テザーは6月12日、イーサリアムブロックチェーン上で10億ドル相当のテザー(USDT)ステーブルコインを新たに鋳造した。ステーブルコイン発行会社の最新の10億ドルの鋳造は、4月21日の最後の鋳造から2か月以内に行われた。
テザー社の最高技術責任者パオロ・アルドイーノ氏はツイッターで、最新のUSDT造幣は同社がイーサリアムネットワーク上で「在庫補充」と呼ぶものの一部であることを明らかにした。ただし、最新の発行は「承認されているが発行されていない取引」であるため、USDT の全体的な時価総額には影響しません。 Ardoino氏によると、最新の鋳造額は次の発行リクエストやチェーンスワップの期間の在庫として使用されるという。

チェーンスワップは、トレーダーがデジタル資産をあるブロックチェーンから別のブロックチェーンに転送するために使用するプロセスです。
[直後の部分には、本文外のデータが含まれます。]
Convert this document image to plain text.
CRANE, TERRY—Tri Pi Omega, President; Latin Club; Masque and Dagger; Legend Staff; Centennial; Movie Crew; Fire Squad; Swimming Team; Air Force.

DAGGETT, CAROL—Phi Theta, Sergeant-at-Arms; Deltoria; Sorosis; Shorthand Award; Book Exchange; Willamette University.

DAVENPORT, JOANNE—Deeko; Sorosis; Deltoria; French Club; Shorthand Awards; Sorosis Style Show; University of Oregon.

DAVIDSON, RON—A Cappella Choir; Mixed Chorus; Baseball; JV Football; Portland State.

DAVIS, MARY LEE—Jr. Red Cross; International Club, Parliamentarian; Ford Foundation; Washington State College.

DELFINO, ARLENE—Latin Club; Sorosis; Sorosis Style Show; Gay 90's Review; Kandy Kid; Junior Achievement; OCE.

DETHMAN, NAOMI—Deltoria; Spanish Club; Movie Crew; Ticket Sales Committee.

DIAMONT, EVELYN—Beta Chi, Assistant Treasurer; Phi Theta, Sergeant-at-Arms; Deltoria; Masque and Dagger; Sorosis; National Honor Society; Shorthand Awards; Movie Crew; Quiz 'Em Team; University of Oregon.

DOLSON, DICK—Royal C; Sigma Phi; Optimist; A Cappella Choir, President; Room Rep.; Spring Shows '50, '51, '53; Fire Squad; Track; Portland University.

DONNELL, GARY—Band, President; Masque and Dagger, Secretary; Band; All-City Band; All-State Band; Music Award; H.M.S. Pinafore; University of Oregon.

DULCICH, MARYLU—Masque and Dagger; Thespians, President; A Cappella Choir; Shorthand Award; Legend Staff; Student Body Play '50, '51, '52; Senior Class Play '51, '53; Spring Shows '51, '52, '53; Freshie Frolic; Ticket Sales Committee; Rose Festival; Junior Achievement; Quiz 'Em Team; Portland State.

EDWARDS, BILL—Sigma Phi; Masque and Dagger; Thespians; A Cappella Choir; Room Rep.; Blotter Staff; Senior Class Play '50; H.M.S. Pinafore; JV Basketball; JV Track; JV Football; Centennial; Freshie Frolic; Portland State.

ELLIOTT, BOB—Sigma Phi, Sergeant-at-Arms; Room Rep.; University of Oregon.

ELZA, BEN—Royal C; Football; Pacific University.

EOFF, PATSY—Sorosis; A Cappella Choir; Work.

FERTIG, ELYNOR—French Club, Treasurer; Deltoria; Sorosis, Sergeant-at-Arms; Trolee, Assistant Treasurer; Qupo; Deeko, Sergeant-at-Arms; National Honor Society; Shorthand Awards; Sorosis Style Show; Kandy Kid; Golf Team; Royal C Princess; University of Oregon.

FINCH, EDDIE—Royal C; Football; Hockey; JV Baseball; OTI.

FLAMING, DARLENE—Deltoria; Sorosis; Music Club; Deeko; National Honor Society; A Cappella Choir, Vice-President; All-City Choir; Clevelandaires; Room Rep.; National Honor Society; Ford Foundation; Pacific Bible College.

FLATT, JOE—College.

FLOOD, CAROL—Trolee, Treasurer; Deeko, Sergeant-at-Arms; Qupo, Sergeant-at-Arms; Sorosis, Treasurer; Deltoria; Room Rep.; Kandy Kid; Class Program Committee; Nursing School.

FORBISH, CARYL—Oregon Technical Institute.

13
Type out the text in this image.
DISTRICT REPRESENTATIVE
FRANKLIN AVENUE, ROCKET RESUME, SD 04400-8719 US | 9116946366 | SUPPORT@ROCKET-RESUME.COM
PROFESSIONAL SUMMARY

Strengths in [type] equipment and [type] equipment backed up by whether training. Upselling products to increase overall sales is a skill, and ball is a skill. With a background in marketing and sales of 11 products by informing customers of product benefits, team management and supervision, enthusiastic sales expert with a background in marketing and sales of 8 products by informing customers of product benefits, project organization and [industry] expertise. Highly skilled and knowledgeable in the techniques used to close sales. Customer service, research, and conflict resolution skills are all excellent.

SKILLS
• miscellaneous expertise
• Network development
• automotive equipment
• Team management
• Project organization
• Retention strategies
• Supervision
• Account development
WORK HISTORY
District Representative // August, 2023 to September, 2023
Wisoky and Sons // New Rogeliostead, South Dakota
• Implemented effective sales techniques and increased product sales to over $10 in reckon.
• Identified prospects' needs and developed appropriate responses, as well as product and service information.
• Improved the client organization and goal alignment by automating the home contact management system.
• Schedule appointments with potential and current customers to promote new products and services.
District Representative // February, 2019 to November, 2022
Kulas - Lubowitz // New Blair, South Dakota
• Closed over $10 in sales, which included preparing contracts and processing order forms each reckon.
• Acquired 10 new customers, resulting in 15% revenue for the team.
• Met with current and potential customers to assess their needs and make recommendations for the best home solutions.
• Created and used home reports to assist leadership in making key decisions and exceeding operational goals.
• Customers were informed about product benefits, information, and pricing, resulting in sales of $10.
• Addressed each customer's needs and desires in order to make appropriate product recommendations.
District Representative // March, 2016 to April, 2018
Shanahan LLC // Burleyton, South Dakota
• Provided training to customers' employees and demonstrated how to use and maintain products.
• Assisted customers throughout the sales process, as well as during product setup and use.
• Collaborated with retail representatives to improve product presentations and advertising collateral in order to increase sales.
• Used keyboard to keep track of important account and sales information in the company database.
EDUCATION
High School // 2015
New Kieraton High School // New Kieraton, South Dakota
この手順により、トレーダーは保有する暗号通貨をサポートする他のブロックチェーンにアクセスでき、複数のブロックチェーンでデジタル資産を利用できるようになります。
アルドイノ氏は、テザーはさまざまな暗号通貨プラットフォームと定期的に連携し、さまざまなブロックチェーン間でUSDTの流動性のバランスを再調整していると説明した。たとえば、暗号通貨取引所のイーサリアムブロックチェーンにUSDTの流動性が余剰で、引き出し処理が必要なトロンブロックチェーンに不足がある場合、取引所はイーサリアムベースのUSDTをトロンブロックチェーンにチェーンスワップする。
テザーは2023年に160億ドル以上の新規USDTを発行し、現在の時価総額は830億ドルを超えています。米国の規制および銀行危機により他のステーブルコイン発行者が苦戦する中、USDTの市場支配力は2023年に新たな高値に達しました。

市場占有率による米ドル連動ステーブルコイン。出典: CoinGecko。
Circleが発行するUSDコイン(USDC)は時価総額で第2位のステーブルコインであり、2022年にはUSDTを抜いて最大のステーブルコインになる寸前だった。しかし、米国での長引く仮想通貨の冬と銀行の感染拡大は、2023年のUSDCの市場信頼に大きな影響を与えた。CircleのCEO、ジェレミー・アレール氏は、ステーブルコインの時価総額の低下は米国規制当局による仮想通貨取り締まりのせいだと非難した。
テザーはコインテレグラフのコメント要請に応じなかった。